In order to specifically test his theory that the PLOS ONE results he had reviewed could be explained by contamination, Lusk selected “datasets where I could be almost positive [had] nothing to do with food,” he said. Sure enough, in each dataset, “I could find the same [sequences] that the [authors of the PLOS ONE] paper found,” Lusk noted. To him, it was the confirmation he’d been looking for: there was an alternative explanation for the results pointing to the presence of food-derived DNA in the human bloodstream.
The lead author of that paper, Sándor Spisák, who’s now at the Dana-Farber Cancer Institute in Boston, stands by his team’s results, however. “The presences of foreign molecules are not enough to conclude or predict their source,” he told The Scientist in an e-mail. “Compared to the relatively sterile laboratory environment, our gastrointestinal tract is continuously processing a huge amount of foreign DNA, just few microns away from blood vessels, and fluid exchange cannot be excluded, especially in case of inflammation.” Moreover, his group has recently identified a possible mechanism by which food-derived DNA could make it to the bloodstream, Spisák added. “According to our results, this is more complicated issue.”
Kaare Magne Nielsen, a microbial geneticist of the Arctic University of Norway who was not involved in either study, agreed that macromolecules like DNA fragments could travel from the gut to the bloodstream. He pointed to studies in mice and other mammals that even show a temporal correlation between when food is ingested and when the food-derived nucleic acids show up in the animal’s blood. “I think there is quite some evidence that food derived DNA enters the bloodstream,” he said. However, he added, “I can be skeptical to what extent full-length DNA [does so],” and contamination may need to be considered as a possible explanation for some of the longer sequences identified in human blood by Spisák’s group.
Additional work is needed to confirm or reject Spisák’s results, but Lusk’s study highlights the broader concerns surrounding DNA contamination, which are only going to become more apparent as technologies improve.

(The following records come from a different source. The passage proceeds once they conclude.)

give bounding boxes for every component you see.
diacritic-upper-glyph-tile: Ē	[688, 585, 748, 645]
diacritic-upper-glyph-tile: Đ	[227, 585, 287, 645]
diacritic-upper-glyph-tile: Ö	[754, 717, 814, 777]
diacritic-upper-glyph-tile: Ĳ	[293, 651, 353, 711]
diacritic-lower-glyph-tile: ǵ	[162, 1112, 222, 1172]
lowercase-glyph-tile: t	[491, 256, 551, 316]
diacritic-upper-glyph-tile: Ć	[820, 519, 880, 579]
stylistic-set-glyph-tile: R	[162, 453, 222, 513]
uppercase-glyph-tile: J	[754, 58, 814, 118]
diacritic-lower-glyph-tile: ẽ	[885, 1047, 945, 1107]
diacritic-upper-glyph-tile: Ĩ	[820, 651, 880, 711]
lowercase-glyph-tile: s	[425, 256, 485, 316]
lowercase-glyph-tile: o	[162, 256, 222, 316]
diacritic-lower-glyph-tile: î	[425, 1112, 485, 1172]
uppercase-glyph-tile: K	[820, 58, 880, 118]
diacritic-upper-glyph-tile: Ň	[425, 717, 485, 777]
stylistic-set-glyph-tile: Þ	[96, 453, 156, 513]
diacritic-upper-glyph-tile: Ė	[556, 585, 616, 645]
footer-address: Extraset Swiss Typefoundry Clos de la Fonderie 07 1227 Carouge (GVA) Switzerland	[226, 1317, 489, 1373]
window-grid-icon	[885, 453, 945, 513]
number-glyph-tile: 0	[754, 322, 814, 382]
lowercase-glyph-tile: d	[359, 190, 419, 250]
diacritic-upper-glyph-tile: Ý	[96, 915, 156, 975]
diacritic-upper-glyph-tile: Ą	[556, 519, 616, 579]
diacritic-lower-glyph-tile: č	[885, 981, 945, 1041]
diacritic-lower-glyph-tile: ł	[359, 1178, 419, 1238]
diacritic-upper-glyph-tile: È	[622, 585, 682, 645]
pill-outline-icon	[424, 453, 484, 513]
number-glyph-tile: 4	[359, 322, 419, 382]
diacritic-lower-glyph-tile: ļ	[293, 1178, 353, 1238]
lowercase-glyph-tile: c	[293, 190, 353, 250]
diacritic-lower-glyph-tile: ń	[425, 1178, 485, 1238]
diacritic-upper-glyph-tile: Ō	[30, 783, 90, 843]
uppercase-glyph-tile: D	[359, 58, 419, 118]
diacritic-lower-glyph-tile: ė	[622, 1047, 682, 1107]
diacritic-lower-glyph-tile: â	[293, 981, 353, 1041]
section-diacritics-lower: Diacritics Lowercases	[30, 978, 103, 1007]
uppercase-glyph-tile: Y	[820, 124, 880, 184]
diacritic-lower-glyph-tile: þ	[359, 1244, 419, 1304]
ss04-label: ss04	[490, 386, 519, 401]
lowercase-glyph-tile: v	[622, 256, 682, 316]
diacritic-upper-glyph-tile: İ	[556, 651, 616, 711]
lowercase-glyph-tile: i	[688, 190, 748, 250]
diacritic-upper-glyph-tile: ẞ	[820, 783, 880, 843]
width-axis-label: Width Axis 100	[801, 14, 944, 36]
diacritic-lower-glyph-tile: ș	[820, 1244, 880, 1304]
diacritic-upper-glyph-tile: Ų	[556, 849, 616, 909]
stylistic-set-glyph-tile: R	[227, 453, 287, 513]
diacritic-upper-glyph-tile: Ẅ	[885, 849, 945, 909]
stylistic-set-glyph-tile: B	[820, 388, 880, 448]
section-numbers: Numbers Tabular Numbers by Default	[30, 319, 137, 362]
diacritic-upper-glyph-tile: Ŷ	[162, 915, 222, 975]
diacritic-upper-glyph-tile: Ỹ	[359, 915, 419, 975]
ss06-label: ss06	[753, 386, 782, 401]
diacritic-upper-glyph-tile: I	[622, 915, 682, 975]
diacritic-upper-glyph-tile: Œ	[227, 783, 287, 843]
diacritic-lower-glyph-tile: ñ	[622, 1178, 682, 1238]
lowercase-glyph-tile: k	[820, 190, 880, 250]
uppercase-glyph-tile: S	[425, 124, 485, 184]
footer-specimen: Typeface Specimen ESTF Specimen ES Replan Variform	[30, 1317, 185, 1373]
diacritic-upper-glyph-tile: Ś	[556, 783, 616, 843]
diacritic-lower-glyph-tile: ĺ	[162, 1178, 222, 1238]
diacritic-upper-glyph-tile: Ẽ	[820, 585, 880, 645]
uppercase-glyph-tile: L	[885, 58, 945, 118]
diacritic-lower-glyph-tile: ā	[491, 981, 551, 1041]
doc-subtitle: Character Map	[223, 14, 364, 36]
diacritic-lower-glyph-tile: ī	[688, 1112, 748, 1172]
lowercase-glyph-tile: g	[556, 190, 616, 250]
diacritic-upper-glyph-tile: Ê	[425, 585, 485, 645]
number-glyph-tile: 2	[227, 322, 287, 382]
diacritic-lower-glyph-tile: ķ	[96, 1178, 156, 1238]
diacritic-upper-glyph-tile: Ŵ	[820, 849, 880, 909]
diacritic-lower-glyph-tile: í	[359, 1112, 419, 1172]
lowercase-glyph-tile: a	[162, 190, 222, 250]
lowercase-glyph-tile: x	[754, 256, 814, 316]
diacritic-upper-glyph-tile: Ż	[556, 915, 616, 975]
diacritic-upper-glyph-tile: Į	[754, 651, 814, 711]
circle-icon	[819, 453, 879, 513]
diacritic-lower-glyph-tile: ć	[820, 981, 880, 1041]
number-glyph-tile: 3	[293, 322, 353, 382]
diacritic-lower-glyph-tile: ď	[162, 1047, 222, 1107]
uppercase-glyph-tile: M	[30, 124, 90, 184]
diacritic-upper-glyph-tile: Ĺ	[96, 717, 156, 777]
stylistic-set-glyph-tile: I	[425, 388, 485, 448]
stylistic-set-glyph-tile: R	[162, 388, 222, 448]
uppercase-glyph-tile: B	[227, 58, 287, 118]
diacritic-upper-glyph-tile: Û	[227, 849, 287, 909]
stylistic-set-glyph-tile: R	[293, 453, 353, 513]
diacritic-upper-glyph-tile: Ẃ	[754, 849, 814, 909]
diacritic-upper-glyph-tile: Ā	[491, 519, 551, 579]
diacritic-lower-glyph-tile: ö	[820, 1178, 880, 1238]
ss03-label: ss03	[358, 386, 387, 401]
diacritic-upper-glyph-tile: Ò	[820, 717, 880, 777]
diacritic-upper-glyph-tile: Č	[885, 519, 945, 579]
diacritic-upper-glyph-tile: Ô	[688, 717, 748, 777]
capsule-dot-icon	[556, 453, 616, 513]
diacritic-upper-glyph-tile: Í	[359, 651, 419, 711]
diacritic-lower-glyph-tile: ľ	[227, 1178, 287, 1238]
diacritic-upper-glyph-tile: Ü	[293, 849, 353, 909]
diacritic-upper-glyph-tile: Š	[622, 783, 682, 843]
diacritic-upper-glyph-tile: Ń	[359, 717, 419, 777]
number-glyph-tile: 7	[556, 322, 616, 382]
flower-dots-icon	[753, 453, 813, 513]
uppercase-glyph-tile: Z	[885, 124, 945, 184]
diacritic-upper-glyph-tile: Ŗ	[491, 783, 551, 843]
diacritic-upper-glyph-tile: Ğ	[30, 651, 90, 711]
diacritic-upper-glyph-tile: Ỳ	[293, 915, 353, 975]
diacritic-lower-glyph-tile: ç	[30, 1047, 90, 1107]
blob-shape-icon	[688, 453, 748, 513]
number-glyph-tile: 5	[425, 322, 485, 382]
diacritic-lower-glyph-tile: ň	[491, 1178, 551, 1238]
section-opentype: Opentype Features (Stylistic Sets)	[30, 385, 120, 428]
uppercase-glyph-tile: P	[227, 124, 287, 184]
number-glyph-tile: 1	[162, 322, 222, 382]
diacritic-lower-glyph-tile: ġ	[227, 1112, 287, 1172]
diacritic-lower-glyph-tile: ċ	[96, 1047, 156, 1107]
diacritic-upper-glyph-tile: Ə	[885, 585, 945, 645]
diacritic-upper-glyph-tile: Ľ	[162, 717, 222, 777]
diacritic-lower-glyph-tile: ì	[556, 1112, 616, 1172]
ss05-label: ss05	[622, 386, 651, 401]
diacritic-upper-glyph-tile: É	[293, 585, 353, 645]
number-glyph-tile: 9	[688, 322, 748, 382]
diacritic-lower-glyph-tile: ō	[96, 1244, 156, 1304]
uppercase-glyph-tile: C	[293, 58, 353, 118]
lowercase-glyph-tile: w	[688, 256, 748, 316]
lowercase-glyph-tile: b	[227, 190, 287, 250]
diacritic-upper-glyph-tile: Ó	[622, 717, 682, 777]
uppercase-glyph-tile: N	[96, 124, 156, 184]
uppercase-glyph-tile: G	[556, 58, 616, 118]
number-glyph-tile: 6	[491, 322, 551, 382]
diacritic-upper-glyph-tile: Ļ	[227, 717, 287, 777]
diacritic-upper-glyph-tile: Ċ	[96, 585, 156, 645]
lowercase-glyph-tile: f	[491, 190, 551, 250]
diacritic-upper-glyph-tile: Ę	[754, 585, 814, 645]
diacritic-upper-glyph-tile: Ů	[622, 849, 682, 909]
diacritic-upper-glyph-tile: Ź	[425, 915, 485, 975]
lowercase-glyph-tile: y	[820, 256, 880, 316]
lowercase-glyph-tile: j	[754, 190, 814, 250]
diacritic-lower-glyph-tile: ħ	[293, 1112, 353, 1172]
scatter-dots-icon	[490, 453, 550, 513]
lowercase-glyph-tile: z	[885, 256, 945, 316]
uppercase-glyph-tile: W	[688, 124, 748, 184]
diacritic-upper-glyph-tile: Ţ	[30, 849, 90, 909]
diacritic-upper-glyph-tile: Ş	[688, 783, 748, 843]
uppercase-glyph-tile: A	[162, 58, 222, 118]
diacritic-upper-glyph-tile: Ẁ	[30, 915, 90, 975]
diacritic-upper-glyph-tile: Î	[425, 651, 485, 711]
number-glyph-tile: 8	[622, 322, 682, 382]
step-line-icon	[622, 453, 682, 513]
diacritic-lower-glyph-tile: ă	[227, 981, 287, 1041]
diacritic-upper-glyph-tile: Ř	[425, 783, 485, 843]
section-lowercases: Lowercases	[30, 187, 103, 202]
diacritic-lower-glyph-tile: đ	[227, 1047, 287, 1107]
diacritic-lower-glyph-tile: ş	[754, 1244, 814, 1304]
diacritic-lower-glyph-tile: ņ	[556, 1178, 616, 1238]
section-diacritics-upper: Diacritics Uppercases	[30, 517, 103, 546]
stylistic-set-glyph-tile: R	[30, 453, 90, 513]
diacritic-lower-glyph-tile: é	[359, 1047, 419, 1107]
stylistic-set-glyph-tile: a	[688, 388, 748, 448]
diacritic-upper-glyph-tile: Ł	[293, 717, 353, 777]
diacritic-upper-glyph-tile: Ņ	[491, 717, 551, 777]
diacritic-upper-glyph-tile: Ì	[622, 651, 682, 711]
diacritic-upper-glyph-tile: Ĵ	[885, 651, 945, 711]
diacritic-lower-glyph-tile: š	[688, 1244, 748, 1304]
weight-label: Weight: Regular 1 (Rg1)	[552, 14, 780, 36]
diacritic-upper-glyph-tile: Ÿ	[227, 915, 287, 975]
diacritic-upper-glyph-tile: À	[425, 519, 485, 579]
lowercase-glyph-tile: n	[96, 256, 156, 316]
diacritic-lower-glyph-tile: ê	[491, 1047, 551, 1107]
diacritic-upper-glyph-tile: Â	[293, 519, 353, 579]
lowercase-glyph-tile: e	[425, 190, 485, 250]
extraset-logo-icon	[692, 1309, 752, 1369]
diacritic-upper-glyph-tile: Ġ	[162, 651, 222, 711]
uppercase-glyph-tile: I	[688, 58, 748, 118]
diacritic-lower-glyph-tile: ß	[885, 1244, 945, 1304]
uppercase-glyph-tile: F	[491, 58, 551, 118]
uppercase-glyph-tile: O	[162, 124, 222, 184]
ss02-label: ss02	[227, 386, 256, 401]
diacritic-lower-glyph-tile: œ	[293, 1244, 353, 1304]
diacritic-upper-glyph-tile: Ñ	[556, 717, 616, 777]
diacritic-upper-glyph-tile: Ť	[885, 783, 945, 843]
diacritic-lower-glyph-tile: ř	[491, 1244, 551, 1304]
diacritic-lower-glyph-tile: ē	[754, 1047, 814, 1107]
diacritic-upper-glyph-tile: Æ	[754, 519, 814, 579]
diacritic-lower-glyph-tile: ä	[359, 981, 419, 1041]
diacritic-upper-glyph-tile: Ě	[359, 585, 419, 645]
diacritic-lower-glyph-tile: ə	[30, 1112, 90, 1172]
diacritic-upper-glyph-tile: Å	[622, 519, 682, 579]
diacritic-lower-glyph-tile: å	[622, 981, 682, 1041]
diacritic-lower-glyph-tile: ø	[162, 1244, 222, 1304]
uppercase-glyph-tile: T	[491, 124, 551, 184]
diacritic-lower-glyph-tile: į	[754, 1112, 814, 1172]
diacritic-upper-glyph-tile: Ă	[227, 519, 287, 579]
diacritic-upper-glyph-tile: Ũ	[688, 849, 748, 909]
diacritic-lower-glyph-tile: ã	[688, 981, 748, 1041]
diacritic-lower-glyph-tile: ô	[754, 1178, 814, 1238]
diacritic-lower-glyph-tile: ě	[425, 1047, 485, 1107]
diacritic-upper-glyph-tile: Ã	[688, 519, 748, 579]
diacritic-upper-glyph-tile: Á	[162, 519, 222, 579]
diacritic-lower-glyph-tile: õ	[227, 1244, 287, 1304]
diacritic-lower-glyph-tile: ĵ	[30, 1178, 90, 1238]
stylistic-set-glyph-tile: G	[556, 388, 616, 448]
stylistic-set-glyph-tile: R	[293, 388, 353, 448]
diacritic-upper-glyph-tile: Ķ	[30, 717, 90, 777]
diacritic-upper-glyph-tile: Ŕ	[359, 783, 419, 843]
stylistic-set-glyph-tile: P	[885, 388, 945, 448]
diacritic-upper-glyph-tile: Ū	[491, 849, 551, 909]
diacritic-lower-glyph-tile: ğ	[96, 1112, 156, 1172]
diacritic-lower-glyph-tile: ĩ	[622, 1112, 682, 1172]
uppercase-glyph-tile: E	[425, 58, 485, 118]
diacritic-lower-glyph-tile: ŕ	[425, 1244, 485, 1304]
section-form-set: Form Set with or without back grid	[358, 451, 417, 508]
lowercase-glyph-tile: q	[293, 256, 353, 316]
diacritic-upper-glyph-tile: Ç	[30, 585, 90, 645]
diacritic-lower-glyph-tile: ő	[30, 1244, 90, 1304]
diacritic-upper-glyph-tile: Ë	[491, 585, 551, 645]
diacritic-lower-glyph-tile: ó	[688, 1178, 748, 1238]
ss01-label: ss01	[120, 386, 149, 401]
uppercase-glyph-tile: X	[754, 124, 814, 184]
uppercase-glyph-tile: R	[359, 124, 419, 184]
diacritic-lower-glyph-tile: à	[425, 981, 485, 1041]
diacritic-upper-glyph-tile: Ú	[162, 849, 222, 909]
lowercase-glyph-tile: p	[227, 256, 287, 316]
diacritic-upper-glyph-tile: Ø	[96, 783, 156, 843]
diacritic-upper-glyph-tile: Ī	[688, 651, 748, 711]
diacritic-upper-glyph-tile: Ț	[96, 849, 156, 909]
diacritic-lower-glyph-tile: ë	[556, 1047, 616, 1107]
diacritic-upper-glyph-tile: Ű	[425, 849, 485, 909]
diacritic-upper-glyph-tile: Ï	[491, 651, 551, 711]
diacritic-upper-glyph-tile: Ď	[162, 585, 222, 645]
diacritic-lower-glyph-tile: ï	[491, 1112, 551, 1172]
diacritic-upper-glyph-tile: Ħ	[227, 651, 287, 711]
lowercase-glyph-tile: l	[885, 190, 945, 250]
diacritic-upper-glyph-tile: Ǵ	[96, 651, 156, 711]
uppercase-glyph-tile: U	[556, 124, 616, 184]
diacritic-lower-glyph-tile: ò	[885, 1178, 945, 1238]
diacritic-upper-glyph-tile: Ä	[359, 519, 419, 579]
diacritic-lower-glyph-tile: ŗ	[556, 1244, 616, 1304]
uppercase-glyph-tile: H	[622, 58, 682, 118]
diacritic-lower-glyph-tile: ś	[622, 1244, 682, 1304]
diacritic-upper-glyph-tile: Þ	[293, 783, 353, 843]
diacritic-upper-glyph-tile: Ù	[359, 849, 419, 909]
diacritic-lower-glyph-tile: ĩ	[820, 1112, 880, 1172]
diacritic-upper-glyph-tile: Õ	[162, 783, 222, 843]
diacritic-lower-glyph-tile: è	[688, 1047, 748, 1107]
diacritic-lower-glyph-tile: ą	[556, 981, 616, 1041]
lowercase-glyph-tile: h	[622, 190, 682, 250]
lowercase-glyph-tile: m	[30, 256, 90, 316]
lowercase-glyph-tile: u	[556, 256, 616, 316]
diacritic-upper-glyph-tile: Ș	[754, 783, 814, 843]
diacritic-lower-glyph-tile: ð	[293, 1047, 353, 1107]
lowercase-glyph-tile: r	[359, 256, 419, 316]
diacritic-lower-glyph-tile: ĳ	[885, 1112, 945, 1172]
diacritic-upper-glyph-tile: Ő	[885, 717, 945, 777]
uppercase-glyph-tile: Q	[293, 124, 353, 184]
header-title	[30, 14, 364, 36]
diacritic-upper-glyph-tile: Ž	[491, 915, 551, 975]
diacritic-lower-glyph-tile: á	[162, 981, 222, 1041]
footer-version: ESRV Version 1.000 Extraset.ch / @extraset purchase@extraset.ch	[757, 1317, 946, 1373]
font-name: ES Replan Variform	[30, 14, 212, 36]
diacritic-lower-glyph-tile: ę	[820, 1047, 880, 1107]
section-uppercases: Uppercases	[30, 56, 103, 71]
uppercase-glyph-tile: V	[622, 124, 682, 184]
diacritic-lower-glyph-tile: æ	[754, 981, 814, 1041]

“We are pleased that other researchers have turned their attention toward this phenomenon, and our work was used as a source of their analyses,” Spisák said. “In any experiment, especially when it involves relatively new methodologies like NGS [next-gen sequencing], it is very important to identify possible artifacts and properly separate signal from noise.”
Running repeat samples is important, said Witwer, as is careful experimental design. “A contaminant you would expect to be present no matter the concentration of the sample of interest. That raises the possibility of doing dilution experiments that would perhaps help you separate the contaminate background from the real signal.”
No matter how researchers doing high-throughput sequencing choose to control their experiments, it’s most important to simply be aware of the problem, said Lusk. “This is a really powerful technology,” he said. “Powerful enough to detect things that weren’t actually originally in the sample.”
R.W. Lusk, “Diverse and widespread contamination evident in the unmapped depths of high throughput sequencing data,” PLOS ONE, 10.1371/journal.pone.0110808, 2014.